Juno Therapeutics, a pioneer in the sizzling field of treating cancer by revving up the immune system, on Thursday said it had halted development of its lead treatment after three patient deaths, dealing a blow to a promising but still unproven approach to oncology called CAR-T immunotherapy.

The treatment, dubbed JCAR015, is created by harvesting a patient’s own immune cells and rewiring them to home in on cancer in the blood. Three patients—all younger than 25—died after excess fluids accumulated in their brains, Juno said.

The first death came in May. Juno Therapeutics, which is based in Seattle, reported it to the Food and Drug Administration. Both the company and federal regulators agreed that it wasn’t clear what caused the death “and a change at that time was not warranted,” Juno CEO Hans Bishop said in a conference call.

But in the last week, two more patients died of the same issue, cerebral edemas.
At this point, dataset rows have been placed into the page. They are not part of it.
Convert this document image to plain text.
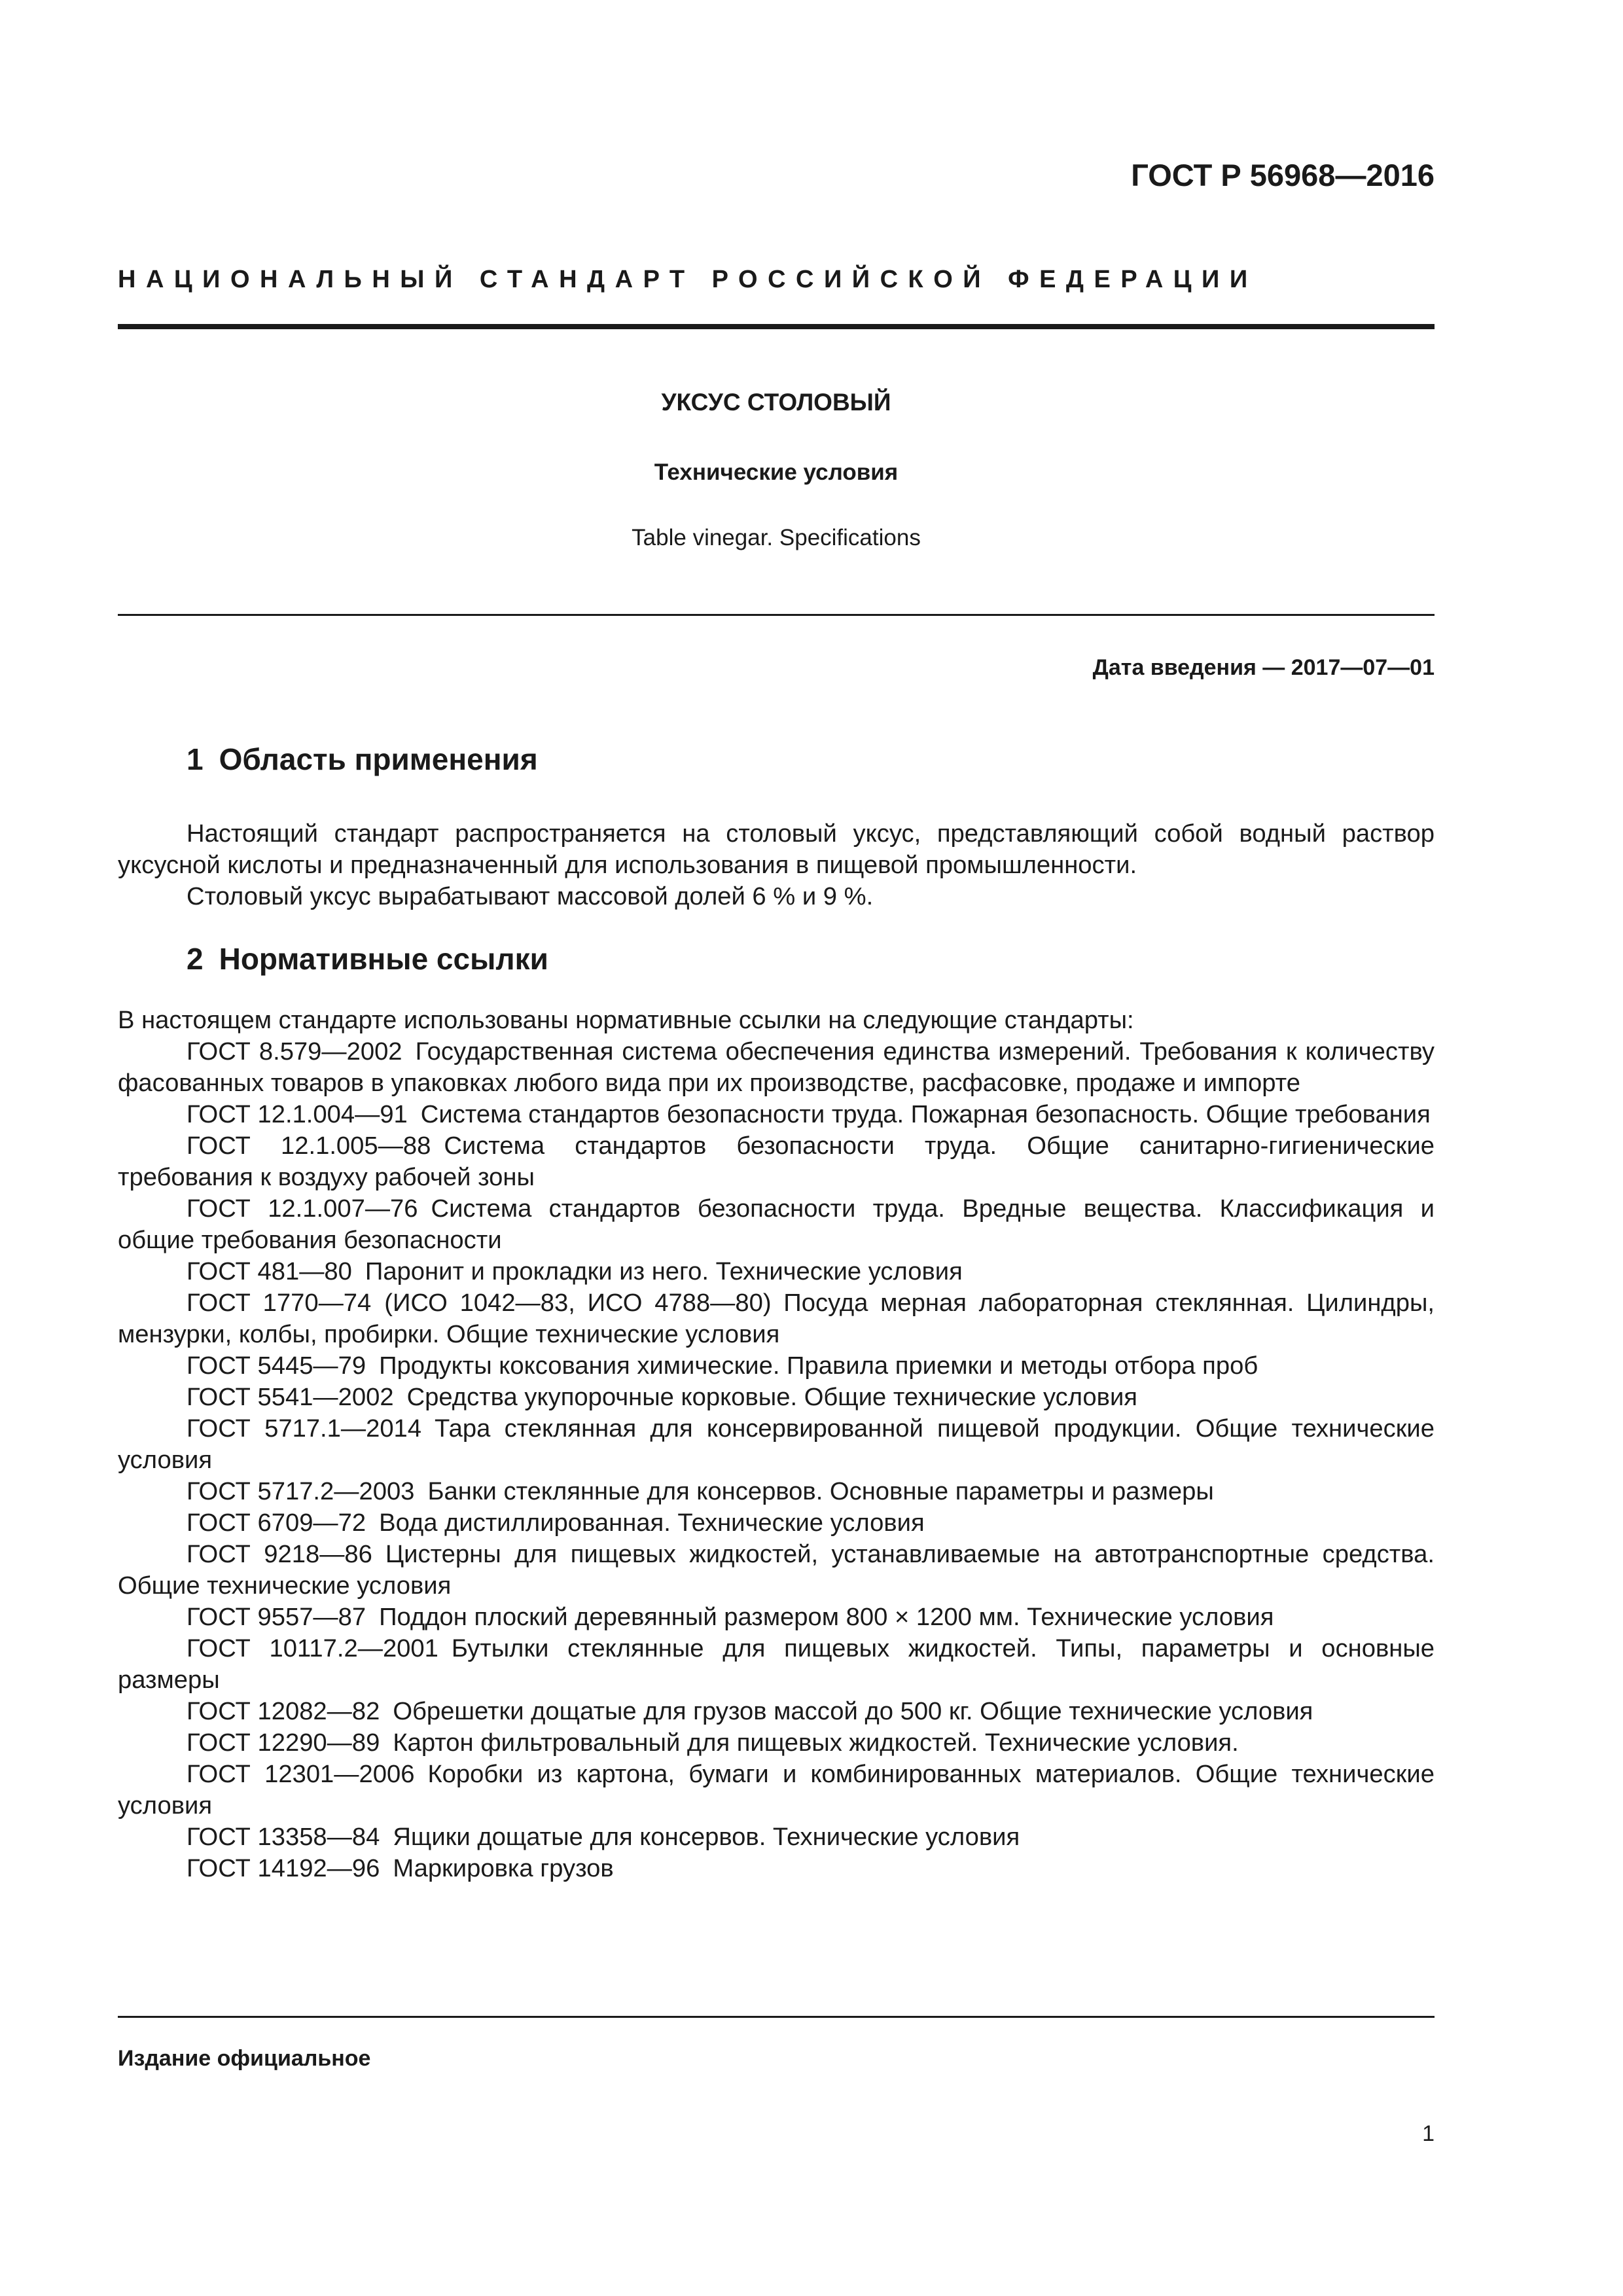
ГОСТ Р 56968—2016
НАЦИОНАЛЬНЫЙ СТАНДАРТ РОССИЙСКОЙ ФЕДЕРАЦИИ
УКСУС СТОЛОВЫЙ
Технические условия
Table vinegar. Specifications
Дата введения — 2017—07—01
1 Область применения

Настоящий стандарт распространяется на столовый уксус, представляющий собой водный раствор уксусной кислоты и предназначенный для использования в пищевой промышленности.

Столовый уксус вырабатывают массовой долей 6 % и 9 %.

2 Нормативные ссылки

В настоящем стандарте использованы нормативные ссылки на следующие стандарты:

ГОСТ 8.579—2002 Государственная система обеспечения единства измерений. Требования к количеству фасованных товаров в упаковках любого вида при их производстве, расфасовке, продаже и импорте

ГОСТ 12.1.004—91 Система стандартов безопасности труда. Пожарная безопасность. Общие требования

ГОСТ 12.1.005—88 Система стандартов безопасности труда. Общие санитарно-гигиенические требования к воздуху рабочей зоны

ГОСТ 12.1.007—76 Система стандартов безопасности труда. Вредные вещества. Классификация и общие требования безопасности

ГОСТ 481—80 Паронит и прокладки из него. Технические условия

ГОСТ 1770—74 (ИСО 1042—83, ИСО 4788—80) Посуда мерная лабораторная стеклянная. Цилиндры, мензурки, колбы, пробирки. Общие технические условия

ГОСТ 5445—79 Продукты коксования химические. Правила приемки и методы отбора проб

ГОСТ 5541—2002 Средства укупорочные корковые. Общие технические условия

ГОСТ 5717.1—2014 Тара стеклянная для консервированной пищевой продукции. Общие технические условия

ГОСТ 5717.2—2003 Банки стеклянные для консервов. Основные параметры и размеры

ГОСТ 6709—72 Вода дистиллированная. Технические условия

ГОСТ 9218—86 Цистерны для пищевых жидкостей, устанавливаемые на автотранспортные средства. Общие технические условия

ГОСТ 9557—87 Поддон плоский деревянный размером 800 × 1200 мм. Технические условия

ГОСТ 10117.2—2001 Бутылки стеклянные для пищевых жидкостей. Типы, параметры и основные размеры

ГОСТ 12082—82 Обрешетки дощатые для грузов массой до 500 кг. Общие технические условия

ГОСТ 12290—89 Картон фильтровальный для пищевых жидкостей. Технические условия.

ГОСТ 12301—2006 Коробки из картона, бумаги и комбинированных материалов. Общие технические условия

ГОСТ 13358—84 Ящики дощатые для консервов. Технические условия

ГОСТ 14192—96 Маркировка грузов

Издание официальное
1
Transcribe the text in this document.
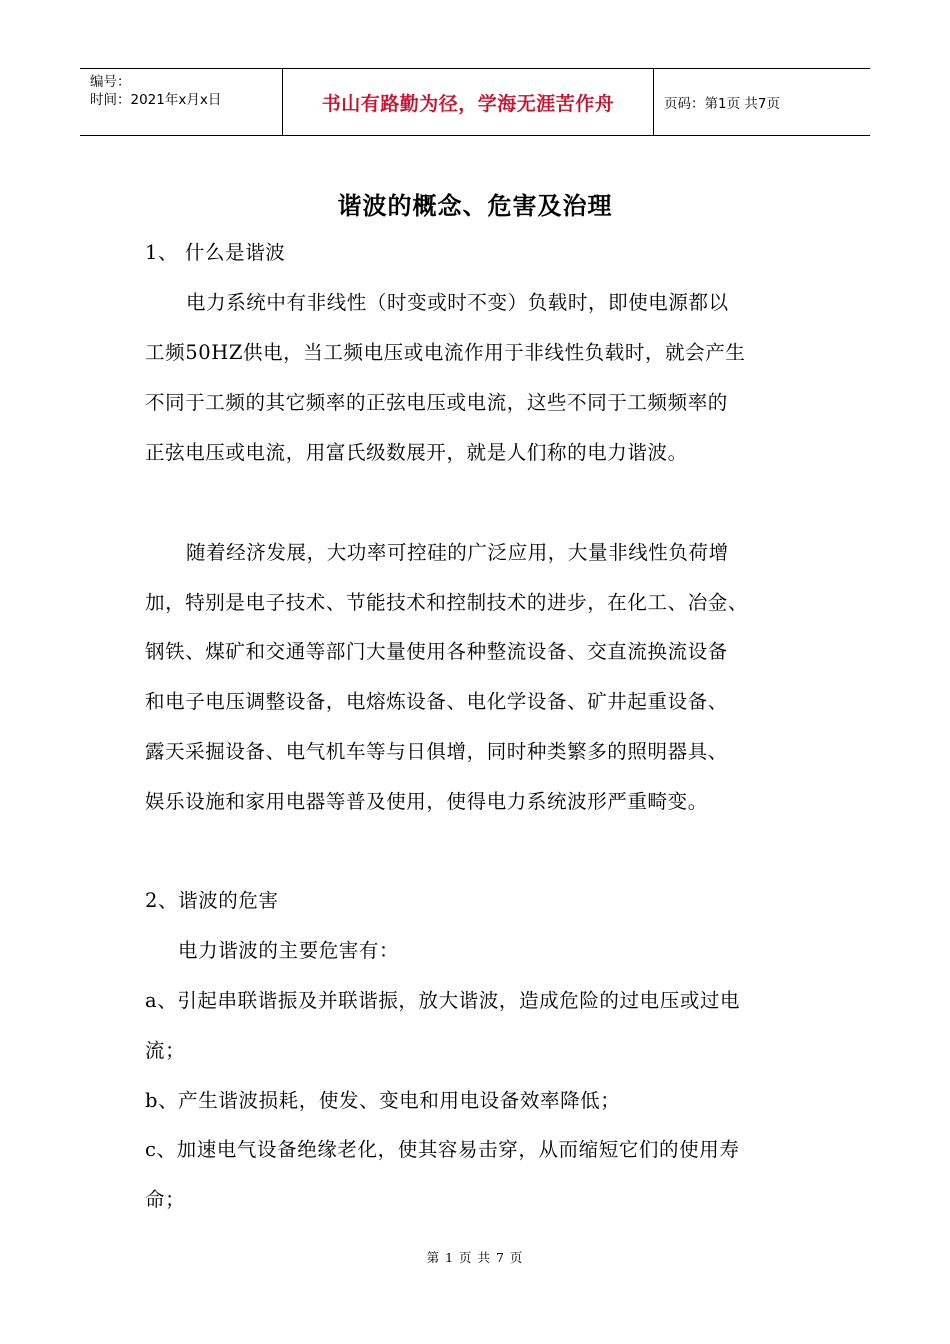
编号：
时间：2021年x月x日	书山有路勤为径，学海无涯苦作舟	页码：第1页 共7页
谐波的概念、危害及治理
1、 什么是谐波
电力系统中有非线性（时变或时不变）负载时，即使电源都以
工频50HZ供电，当工频电压或电流作用于非线性负载时，就会产生
不同于工频的其它频率的正弦电压或电流，这些不同于工频频率的
正弦电压或电流，用富氏级数展开，就是人们称的电力谐波。
随着经济发展，大功率可控硅的广泛应用，大量非线性负荷增
加，特别是电子技术、节能技术和控制技术的进步，在化工、冶金、
钢铁、煤矿和交通等部门大量使用各种整流设备、交直流换流设备
和电子电压调整设备，电熔炼设备、电化学设备、矿井起重设备、
露天采掘设备、电气机车等与日俱增，同时种类繁多的照明器具、
娱乐设施和家用电器等普及使用，使得电力系统波形严重畸变。
2、谐波的危害
电力谐波的主要危害有：
a、引起串联谐振及并联谐振，放大谐波，造成危险的过电压或过电
流；
b、产生谐波损耗，使发、变电和用电设备效率降低；
c、加速电气设备绝缘老化，使其容易击穿，从而缩短它们的使用寿
命；
第 1 页 共 7 页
The FDA then placed the study on clinical hold, meaning no new patients can be enrolled. The trial design called for 90 patients with advanced acute lymphoblastic leukemia to enroll; so far, just 20 have. Those 20 have already received their treatment, as  JCAR015, as a one-time infusion.

“Events like those in the last week are difficult and humbling for everyone involved,” Bishop said.

He acknowledged that the deaths “may lead you to question more broadly the safety of CAR-T cells.” However, he urged people not to rush to that conclusion, stating: “This is not the case.”

Juno executives blamed the deaths on their recent decision to add the chemotherapy fludarabine to the cocktail of drugs used to treat patients before administering JCAR015. The goal: To wipe out the patient’s existing immune cells, so that the genetically engineered immune cells can do their job with minimal interference.

In early safety trials, Juno used a single chemotherapy agent to do that job. But adding fludarabine in other immunotherapy trials improved outcomes with no additional risks, Bishop said, so the company decided to try it with JCAR015.

Chief Medical Officer Mark Gilbert said adult lymphocytic leukemia “may be a tougher disease to treat with a narrower therapeutic window.”

Juno has proposed to continue the trial without fludarabine and plans to submit supporting documents to the FDA this week, the company said—including updated consent forms for the patients being treated. The trial, designed to test JCAR015 in patients with advanced acute lymphoblastic leukemia, will remain on hold in the meantime. The delay could make it impossible for Juno to win approval to begin marketing the therapy next year, as the company once expected.

Juno still has a number of other CAR-T therapies in its pipeline, treating various forms of blood cancer. Bishop said Juno now expects “to be able to have the first approval in the US as early as 2018.” And the FDA plans on an expedited review process for the JCAR015 trial paperwork, he said. It normally takes about 30 days.

The news of patient deaths sent Juno’s share price down roughly 30 percent after hours on Thursday. Kite Pharma, a rival working with similar technology, fell about 14 percent. Both use modified T cells, called CAR-Ts, to treat cancer and have charted promising clinical results in blood malignancies.